Era la mattina del 25 aprile del 1911, un martedì come tanti altri: i primi tepori primaverili, ma un cielo che, poco prima delle otto di mattina, non prometteva nulla di buono. Emilio, l’inventore di mille racconti fantasiosi e di personaggi epici, salutò con un buffetto i quattro figli, ed uscì di casa.
Uno scoglio nel bosco. Il suo corpo, come scriveva La Stampa del 26 aprile 1911, fu ritrovato «nella parte più elevata delle colline di Valle San Martino, in un fittissimo bosco, di proprietà Rey, presso la strada del Lauro». Sino ad ora, nessuno sapeva il punto preciso nel quale Salgari aveva deciso di darsi la morte. Ma i vecchi del luogo la sanno lunga, quella triste storia è stata tramandata da generazione in generazione. Ci indicano con il bastone la porzione di bosco da tempo cintata, ci parlano di «una specie di scoglio del mar dei Sargassi», unico pietrone di quel crepaccio sul quale a metà degli anni Dieci era stata posizionata una targhetta nera di ferro che riportava la scritta «Qui morì Emilio Salgari», accompagnata dalla data di nascita e di morte, poi trafugata.
Era uscito di casa poco prima delle 8, dopo aver salutato i quattro figli. L’aria sapeva già di primavera, ma la cosa lo lasciava indifferente perché Salgari aveva deciso che quella mattina si sarebbe ucciso. Prostrato dalla malattia mentale della moglie Ida, da qualche giorno ricoverata al manicomio, e dall’indigenza, nonostante i milioni di libri venduti che avevano arricchito soltanto gli editori. Per quell’ultima passeggiata verso i boschi di Val San Martino, il quarantanovenne scrittore veronese, a Torino dal 1893, si era vestito con l’abito grigio della festa.
Gli ultimi passi. Lascia il portone di corso Casale 205 a passo lento, intanto fa il bilancio della propria vita. Alle 8 spaccate è all’angolo con via Monteu da Po, la breve perpendicolare della strada per Casale che inizia proprio di fronte alla chiesa Madonna del Pilone. Eccolo attraversare in diagonale i prati in leggera salita, inframmezzati da qualche terreno coltivato e da pochi edifici, tra cui il Famulato Cristiano al 44 di quella che ora è via Lomellina. Poi attraversa strada Valpiana, in cui s’intravede appena, sulla sinistra, la vecchia villa Momigliano. Man mano che sale, respiro affannato e fiato corto, gli orti e gli alberi si fanno più frequenti.

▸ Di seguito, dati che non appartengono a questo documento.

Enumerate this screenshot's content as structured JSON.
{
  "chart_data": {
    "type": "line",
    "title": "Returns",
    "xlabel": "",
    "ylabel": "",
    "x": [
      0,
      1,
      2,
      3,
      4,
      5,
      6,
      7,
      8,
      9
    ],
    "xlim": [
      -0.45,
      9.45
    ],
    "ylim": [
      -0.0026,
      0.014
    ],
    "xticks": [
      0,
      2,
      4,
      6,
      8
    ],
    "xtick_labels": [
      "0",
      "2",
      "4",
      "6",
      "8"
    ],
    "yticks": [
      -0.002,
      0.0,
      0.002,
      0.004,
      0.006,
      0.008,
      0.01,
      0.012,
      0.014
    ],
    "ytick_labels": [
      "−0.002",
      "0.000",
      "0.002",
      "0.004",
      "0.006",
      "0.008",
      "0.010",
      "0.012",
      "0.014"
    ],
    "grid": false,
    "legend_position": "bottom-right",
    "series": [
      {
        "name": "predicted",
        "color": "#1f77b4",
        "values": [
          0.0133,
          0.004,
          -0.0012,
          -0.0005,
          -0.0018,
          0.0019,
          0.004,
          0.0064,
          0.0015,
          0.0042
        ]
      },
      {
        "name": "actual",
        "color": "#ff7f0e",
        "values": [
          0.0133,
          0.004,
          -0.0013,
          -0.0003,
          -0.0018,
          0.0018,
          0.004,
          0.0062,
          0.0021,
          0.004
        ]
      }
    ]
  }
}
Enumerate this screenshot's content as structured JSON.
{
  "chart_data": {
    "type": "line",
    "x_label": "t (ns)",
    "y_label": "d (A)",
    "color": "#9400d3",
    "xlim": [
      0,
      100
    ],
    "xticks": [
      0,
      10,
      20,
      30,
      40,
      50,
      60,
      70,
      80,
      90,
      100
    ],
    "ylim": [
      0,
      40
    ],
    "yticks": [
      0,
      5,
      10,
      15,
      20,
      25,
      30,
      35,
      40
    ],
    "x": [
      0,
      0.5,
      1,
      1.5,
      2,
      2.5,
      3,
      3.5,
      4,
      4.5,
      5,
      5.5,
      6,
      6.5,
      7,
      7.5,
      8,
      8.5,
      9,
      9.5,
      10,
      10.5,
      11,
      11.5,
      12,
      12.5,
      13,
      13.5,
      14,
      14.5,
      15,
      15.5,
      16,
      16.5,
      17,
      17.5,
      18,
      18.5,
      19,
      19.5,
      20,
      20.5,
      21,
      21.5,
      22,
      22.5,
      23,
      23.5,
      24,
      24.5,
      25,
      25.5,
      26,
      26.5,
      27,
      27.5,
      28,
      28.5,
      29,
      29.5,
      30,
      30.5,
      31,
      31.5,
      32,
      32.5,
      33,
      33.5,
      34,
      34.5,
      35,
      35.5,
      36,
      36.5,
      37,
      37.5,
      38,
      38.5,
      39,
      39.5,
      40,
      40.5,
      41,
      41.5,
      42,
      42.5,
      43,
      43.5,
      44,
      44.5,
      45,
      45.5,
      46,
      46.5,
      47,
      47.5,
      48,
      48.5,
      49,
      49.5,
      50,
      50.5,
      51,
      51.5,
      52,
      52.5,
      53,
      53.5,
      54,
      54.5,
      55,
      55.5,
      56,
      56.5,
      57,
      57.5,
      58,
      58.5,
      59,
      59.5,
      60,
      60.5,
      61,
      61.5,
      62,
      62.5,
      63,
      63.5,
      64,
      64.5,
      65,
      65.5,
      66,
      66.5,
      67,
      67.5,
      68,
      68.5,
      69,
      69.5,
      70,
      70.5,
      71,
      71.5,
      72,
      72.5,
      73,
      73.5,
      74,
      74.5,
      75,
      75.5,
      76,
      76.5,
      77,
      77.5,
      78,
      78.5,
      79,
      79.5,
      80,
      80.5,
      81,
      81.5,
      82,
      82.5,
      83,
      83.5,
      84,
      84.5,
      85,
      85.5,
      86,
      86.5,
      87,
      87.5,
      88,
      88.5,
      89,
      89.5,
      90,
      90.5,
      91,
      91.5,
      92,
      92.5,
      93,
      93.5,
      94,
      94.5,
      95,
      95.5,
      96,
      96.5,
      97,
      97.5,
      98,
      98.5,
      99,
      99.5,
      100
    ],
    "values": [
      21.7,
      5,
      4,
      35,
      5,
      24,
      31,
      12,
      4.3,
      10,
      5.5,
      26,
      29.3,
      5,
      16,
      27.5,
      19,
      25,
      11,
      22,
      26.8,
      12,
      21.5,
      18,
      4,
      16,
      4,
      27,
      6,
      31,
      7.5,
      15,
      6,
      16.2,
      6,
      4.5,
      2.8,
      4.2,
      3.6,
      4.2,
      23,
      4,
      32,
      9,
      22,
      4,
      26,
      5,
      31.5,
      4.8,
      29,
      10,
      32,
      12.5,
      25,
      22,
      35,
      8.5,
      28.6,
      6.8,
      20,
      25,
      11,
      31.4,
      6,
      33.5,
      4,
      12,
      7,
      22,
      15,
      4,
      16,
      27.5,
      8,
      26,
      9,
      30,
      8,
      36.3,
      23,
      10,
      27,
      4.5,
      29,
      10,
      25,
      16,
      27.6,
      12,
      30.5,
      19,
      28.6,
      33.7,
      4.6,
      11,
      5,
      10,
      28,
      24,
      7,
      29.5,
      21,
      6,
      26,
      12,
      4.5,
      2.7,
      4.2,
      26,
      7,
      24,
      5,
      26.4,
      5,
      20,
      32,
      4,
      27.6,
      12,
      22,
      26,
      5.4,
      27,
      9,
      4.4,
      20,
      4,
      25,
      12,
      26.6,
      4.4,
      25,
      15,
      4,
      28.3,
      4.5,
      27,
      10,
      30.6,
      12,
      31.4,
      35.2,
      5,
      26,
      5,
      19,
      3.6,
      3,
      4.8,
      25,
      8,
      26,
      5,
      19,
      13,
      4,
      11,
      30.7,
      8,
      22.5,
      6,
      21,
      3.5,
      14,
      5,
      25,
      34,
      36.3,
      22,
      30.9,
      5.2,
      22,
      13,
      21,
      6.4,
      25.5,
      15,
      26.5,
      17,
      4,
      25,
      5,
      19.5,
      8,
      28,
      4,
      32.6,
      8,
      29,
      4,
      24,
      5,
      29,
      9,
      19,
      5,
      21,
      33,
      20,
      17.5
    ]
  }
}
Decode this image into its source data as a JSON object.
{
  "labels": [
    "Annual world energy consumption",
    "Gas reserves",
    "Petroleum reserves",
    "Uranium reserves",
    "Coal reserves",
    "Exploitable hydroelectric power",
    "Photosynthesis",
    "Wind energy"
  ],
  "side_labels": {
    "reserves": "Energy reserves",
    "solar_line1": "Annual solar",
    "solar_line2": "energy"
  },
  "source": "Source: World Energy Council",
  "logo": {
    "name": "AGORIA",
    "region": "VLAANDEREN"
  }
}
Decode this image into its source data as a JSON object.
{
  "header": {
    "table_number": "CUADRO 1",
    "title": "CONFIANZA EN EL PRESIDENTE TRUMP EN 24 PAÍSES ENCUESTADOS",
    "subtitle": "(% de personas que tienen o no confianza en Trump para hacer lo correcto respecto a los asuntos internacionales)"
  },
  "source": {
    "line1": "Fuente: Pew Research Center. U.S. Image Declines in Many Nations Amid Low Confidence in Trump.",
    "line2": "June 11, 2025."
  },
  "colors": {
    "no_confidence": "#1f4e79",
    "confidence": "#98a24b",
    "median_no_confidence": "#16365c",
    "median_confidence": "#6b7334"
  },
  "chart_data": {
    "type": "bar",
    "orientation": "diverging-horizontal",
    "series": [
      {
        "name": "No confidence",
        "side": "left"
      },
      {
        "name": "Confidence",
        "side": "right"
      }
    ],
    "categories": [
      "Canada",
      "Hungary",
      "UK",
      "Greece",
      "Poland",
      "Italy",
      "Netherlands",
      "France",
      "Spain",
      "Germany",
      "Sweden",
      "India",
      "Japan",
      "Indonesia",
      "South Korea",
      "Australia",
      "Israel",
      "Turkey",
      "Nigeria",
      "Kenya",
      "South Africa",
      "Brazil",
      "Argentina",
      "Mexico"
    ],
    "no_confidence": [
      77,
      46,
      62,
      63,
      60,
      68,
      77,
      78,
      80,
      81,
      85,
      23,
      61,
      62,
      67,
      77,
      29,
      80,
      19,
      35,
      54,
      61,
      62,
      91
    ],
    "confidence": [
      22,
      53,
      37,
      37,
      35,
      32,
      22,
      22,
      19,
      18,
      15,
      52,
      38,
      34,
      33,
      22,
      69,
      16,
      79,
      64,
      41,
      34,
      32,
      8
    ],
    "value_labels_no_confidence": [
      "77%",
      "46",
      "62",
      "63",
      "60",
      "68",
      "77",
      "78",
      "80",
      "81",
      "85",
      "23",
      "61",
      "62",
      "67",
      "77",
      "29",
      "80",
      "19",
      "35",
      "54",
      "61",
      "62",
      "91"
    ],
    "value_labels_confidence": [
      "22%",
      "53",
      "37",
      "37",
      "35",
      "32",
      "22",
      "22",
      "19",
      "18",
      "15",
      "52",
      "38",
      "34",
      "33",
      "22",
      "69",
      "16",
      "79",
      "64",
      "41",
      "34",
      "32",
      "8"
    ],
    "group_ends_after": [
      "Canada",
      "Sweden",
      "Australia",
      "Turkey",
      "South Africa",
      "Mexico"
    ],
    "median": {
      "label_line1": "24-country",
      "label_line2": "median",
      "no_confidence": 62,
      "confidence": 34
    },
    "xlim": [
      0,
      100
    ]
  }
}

Svolta a destra sull’attuale corso Kossuth, oltrepassa largo Tabacchi che allora non era neppure accennato, e punta in direzione di villa Rey che scorge, minacciosa, sul crinale della collina che ha proprio di fronte. Ora sotto i suoi piedi c’è un piccolo sentiero, più o meno corrispondente con via Guinicelli, che ad un certo punto interseca l’appena abbozzata strada del Lauro, tanto verde e una sola casa, quella al civico 36. Passandole accanto cerca di guardare al suo interno, immaginando che lì potesse svolgersi una vita normale. Un po’ di buon umore, qualche soldo per dar da mangiare ai figli e una moglie felice e sorridente.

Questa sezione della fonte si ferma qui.